= 2017 in weightlifting =

This article lists the main weightlifting events and their results for 2017.

==World weightlifting championships==
- April 1 – 11: 2017 Youth World Weightlifting Championships in THA Bangkok
  - CHN and KAZ won 3 gold medals each. China won the overall medal tally.
- June 15 – 23: 2017 Junior World Weightlifting Championships in JPN Tokyo
  - CHN won both the gold and overall medal tallies.
- November 28 – December 5: 2017 World Weightlifting Championships in USA Anaheim, California
  - Note: This event was scheduled for Penang, but cancelled, due to alleged domestic political issues in the nation.
  - COL, IRI, and GEO won 2 gold medals each. Colombia, Iran, and THA won 5 overall medals each.

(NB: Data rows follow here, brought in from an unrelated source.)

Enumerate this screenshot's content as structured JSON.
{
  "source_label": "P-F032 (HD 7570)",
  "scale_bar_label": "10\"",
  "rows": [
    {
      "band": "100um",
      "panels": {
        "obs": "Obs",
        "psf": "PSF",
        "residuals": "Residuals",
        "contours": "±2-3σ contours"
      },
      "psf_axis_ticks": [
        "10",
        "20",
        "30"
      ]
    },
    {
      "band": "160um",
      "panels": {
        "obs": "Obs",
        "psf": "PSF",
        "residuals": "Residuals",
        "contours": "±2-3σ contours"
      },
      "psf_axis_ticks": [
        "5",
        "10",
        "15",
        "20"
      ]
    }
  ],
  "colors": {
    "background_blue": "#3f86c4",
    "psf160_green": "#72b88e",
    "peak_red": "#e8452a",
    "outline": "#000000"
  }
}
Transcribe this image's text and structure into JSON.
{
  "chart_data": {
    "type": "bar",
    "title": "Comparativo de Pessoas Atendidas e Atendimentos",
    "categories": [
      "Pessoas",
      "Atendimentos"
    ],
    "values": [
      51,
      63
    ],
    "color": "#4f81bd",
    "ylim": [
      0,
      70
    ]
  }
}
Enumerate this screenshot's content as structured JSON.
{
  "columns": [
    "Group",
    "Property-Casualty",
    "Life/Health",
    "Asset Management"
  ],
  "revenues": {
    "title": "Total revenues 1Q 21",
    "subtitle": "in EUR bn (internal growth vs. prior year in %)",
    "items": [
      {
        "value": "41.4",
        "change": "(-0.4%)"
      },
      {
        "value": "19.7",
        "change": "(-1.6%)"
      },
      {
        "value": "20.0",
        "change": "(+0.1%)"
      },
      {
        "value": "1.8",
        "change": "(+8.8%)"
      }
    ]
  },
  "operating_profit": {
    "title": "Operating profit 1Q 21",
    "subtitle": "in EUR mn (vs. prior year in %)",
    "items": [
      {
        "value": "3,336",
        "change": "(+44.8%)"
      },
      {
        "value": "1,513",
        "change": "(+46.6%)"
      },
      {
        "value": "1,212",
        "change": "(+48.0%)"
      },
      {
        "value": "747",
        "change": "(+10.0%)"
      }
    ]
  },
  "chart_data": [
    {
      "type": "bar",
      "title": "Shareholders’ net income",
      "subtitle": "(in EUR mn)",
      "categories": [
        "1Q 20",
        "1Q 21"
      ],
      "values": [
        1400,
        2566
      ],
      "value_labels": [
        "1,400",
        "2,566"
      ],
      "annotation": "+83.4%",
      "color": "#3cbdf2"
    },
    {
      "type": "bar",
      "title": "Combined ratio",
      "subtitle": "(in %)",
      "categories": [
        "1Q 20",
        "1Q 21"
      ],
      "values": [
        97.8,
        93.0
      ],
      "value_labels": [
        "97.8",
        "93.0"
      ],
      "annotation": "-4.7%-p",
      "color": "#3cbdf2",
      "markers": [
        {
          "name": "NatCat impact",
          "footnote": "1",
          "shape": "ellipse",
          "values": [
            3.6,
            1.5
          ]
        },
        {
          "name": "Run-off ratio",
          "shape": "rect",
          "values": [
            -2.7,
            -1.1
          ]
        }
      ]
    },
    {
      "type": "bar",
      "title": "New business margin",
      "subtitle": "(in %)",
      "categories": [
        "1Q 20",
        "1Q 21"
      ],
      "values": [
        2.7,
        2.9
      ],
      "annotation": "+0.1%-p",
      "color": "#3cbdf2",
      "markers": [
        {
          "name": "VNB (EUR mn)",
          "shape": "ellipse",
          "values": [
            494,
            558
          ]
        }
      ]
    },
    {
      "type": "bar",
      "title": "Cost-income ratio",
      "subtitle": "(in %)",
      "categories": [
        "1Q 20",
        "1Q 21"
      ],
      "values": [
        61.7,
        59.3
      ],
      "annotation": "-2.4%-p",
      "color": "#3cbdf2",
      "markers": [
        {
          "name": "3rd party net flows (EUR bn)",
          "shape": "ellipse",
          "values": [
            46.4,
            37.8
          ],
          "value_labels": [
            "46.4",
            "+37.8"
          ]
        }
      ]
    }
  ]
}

==Continental & regional weightlifting championships==
- April 1 – 9: 2017 European Weightlifting Championships in CRO Split, Croatia
  - RUS won both the gold and overall medal tallies.
- April 21 – 29: 2017 Asian Weightlifting Championships in TKM Ashgabat
  - CHN won both the gold and overall medal tallies.
- May 1 – 8: 2017 Pan American Junior Weightlifting Championships in ECU Guayaquil
  - COL and ECU won 22 gold medals each. Colombia won the overall medal tally.
- July 20 – 27: 2017 Pan American Weightlifting Championships in USA Miami
  - Overall team winners: COL (m) / COL (f)
  - Men: COL won both the gold and overall medal tallies.
  - Women: COL won the gold medal tally. Colombia and MEX won 5 overall medals each.
- July 20 – 27: 2017 African Weightlifting Championships in MRI Vacoas
  - EGY won the gold medal tally. ALG won the overall medal tally.
- July 22 – 30: 2017 Asian Junior and Youth Weightlifting Championships in NEP Kathmandu
  - Junior: CHN and PRK won 3 gold medals each. China won the overall medal tally.
  - Youth: CHN won the gold medal tally. UZB won the overall medal tally.
- September 3 – 9: 2017 Commonwealth and Oceania Weightlifting Championships in AUS Gold Coast, Queensland
  - Commonwealth Senior: IND won both the gold and overall medal tallies.
  - Commonwealth Junior: IND won both the gold and overall medal tallies.
  - Commonwealth Youth: IND won both the gold and overall medal tallies.
  - Oceania Senior: SAM won the gold medal tally. NZL won the overall medal tally.
  - Oceania Junior: NRU, NZL, and SAM won 3 gold medals each. AUS won the overall medal tally.
  - Oceania Youth: NRU won both the gold and overall medal tallies.
- September 17 – 24: 2017 Central American and Caribbean Weightlifting Championships in GUA Guatemala City
  - MEX and CUB won 6 gold medals each. Mexico won the overall medal tally.
- September 23 – 30: 2017 European Youth Weightlifting Championships in KOS Pristina
  - ROU won both the gold and overall medal tallies.
- October 7 – 14: 2017 African Junior and Youth Weightlifting Championships in UGA Entebbe
  - African Junior: ALG won both the gold and overall medal tallies.
  - African Youth: ALG won both the gold and overall medal tallies.
- October 15 – 22: 2017 European Junior & U23 Weightlifting Championships in ALB Durrës
  - ARM won the gold medal tally. RUS won the overall medal tally.
- October 28 – November 4: 2017 Pan American Youth Weightlifting Championships in COL Palmira
  - Men: COL won both the gold and overall medal tallies.
  - Women: COL won both the gold and overall medal tallies.
- November 17 – 22: 2017 South American Weightlifting Championships in COL Santa Marta
  - Note: This event was part of the 2017 Bolivarian Games.
  - COL won the gold medal tally. ECU won the overall medal tally.
- December 12 – 18: 2017 South American Junior and Youth Weightlifting Championships in PER Lima
  - Junior: ECU won the gold medal tally. Ecuador and PER won 10 overall medals each.
  - Youth: PER won both the gold and overall medal tallies.